According to Chief Joseph, Captain Rawn agreed to allow the Nez Perce to pass through Bitterroot Valley in peace. Rawn never admitted making such an agreement.

The barricade where Rawn and his men were entrenched was in a constricted 200 yd wide passage in the Lolo Creek canyon, enclosed on both sides by precipitous ridges where "a goat could not pass." Nevertheless, on July 28 the Nez Perce – men, women, children, and livestock—climbed the ridges to the north and bypassed the barricade, leaving the defenders in their rear. Rawn and his soldiers exchanged a few shots with the Nez Perce on the ridge and then abandoned the fort and followed them down into the Bitterroot Valley at a safe distance. An advance party of soldiers bumped into the rear guard of the Nez Perce. Looking Glass exchanged friendly greetings with them. Fifty of the civilian volunteers stumbled into the Nez Perce camp and were captured, but were released after Looking Glass promised no violence against anybody. The soldiers retired to Missoula, the civilian volunteers disbanded, and the Nez Perce continued on their way south through the Bitterroot Valley, buying fresh horses, food, and supplies from local ranchers and farmers.

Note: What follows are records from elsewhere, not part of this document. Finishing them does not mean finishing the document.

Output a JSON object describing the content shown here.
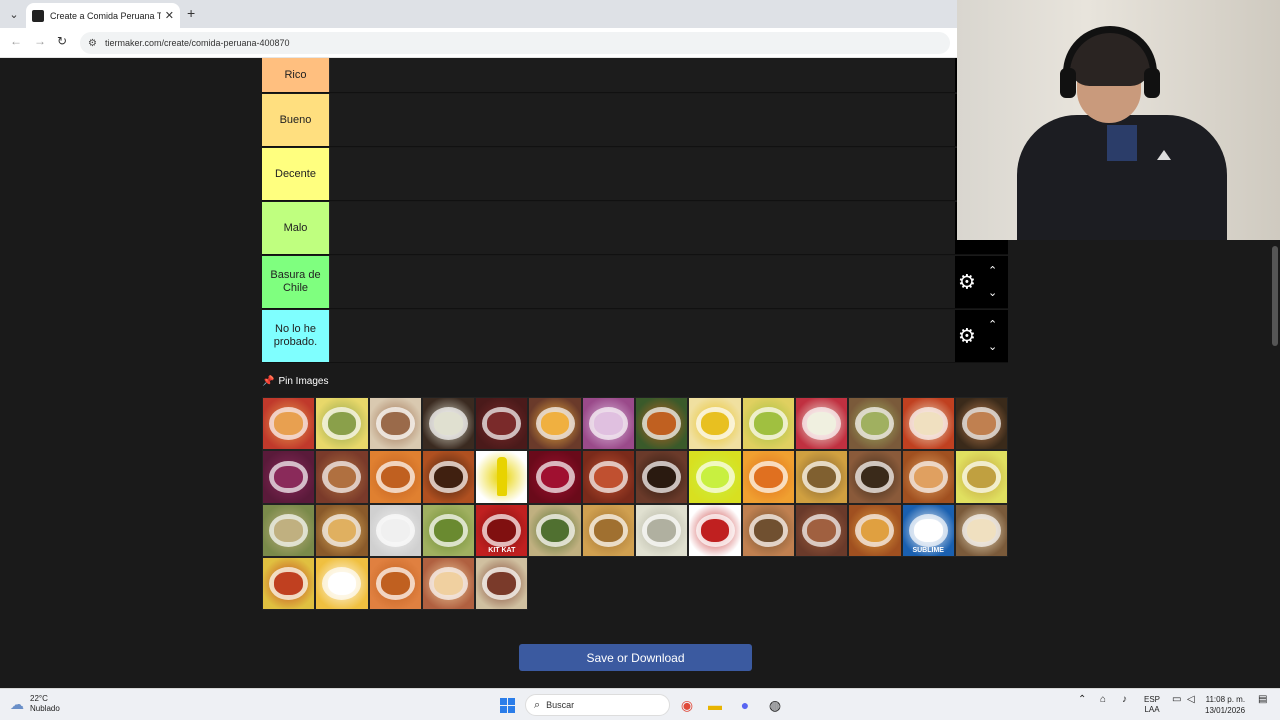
{
  "browser": {
    "tab_title": "Create a Comida Peruana Tier L",
    "url": "tiermaker.com/create/comida-peruana-400870"
  },
  "tiers": [
    {
      "label": "Rico",
      "color": "#ffbf7f"
    },
    {
      "label": "Bueno",
      "color": "#ffdf7f"
    },
    {
      "label": "Decente",
      "color": "#ffff7f"
    },
    {
      "label": "Malo",
      "color": "#bfff7f"
    },
    {
      "label": "Basura de Chile",
      "color": "#7fff7f"
    },
    {
      "label": "No lo he probado.",
      "color": "#7fffff"
    }
  ],
  "pin": {
    "label": "Pin Images"
  },
  "images": {
    "count": 47,
    "special": {
      "32": "KIT KAT",
      "40": "SUBLIME"
    }
  },
  "save_button": "Save or Download",
  "taskbar": {
    "weather_temp": "22°C",
    "weather_desc": "Nublado",
    "search_placeholder": "Buscar",
    "lang_top": "ESP",
    "lang_bottom": "LAA",
    "time": "11:08 p. m.",
    "date": "13/01/2026"
  }
}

Thus, the makeshift fort acquired its name -- "Fort Fizzle."

==The aftermath==
The Fort Fizzle fiasco prompted volleys of charges and counter-charges of cowardice and ineptitude between and among the government and citizens of Montana and the U.S. government and its army. A volunteer explained that "we were not silly enough to uselessly incite the Indians to devastate our valley." Many Montanans, including the governor and fire-breathing journalists, began to comment favorably on the "bravery" and "audacity" of the Nez Perce and the wisdom of the citizens in avoiding an armed encounter.

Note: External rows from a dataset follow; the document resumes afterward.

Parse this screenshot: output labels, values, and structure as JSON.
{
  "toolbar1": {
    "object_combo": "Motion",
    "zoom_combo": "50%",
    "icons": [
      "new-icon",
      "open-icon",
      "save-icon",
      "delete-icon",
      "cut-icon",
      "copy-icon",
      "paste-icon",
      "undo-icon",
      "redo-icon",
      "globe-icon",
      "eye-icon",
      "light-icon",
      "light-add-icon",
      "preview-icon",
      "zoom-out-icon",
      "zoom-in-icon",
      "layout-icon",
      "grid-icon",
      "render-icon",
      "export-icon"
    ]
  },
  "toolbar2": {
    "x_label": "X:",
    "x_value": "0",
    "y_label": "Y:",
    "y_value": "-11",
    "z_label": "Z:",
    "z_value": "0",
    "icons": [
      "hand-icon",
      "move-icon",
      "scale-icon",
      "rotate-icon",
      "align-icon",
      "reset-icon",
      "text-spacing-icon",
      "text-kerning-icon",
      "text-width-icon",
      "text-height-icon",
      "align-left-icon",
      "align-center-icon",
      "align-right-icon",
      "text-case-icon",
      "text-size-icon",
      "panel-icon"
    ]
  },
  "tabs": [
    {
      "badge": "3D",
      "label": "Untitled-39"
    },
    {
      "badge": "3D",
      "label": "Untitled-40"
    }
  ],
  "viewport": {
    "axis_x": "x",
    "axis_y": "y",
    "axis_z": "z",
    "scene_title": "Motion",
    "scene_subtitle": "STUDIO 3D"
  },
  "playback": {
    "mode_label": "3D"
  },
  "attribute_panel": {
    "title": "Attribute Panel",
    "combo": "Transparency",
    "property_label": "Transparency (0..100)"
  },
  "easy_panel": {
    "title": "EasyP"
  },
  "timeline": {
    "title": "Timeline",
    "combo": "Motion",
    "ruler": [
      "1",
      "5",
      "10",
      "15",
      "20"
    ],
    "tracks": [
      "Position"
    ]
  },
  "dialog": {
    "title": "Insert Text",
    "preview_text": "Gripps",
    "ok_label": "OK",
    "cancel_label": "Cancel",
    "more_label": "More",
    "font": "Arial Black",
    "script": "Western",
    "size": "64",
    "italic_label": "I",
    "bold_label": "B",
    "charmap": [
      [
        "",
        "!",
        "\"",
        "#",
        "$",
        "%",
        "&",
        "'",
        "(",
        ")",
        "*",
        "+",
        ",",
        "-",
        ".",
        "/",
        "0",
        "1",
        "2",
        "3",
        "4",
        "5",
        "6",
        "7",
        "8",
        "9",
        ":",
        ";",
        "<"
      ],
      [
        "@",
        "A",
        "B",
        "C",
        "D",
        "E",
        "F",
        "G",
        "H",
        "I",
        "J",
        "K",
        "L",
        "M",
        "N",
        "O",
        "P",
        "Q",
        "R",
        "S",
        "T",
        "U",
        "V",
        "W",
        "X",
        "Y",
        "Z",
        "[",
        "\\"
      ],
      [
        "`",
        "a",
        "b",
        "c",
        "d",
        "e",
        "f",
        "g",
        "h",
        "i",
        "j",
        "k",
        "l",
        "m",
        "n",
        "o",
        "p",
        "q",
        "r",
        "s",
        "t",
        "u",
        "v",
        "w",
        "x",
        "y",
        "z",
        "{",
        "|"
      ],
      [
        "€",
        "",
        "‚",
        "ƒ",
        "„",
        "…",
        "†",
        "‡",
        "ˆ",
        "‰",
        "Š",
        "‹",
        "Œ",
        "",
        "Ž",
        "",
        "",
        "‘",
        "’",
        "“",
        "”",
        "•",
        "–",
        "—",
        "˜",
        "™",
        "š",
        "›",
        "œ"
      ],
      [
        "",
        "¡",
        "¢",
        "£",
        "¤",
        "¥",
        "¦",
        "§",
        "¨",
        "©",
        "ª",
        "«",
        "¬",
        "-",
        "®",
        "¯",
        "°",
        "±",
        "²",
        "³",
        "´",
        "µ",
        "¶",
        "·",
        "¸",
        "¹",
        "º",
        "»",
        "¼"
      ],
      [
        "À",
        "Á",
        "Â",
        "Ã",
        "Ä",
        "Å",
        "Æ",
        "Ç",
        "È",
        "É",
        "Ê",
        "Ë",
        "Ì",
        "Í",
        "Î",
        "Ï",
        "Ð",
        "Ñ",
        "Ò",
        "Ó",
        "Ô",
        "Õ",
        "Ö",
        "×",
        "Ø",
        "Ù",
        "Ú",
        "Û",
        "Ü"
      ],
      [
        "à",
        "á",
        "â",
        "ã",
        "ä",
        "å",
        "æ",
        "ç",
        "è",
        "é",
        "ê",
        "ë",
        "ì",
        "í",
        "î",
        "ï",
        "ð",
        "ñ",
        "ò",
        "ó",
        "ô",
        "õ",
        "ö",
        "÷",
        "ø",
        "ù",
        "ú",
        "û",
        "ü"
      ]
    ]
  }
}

However, the respite from war of the Nez Perce was brief. Lulled into complacency by their peaceful passage through the Bitterroot Valley, they were attacked on August 9 by Colonel John Gibbon and 200 men in the bloody Battle of the Big Hole.

A portion of the fort has been reconstructed at Fort Fizzle Historic Site, adjacent to U.S. Route 12, several miles west of Lolo. At an approximate elevation of 3350 ft above sea level, the site parallels the historic Lolo trail once used by the Nez Perce, Bitterroot Salish, and Ktunaxa tribes and Lewis and Clark. Lewis and Clark's westbound expedition ascended Lolo Creek in mid-September 1805, and they revisited the area on their way back east in late June 1806.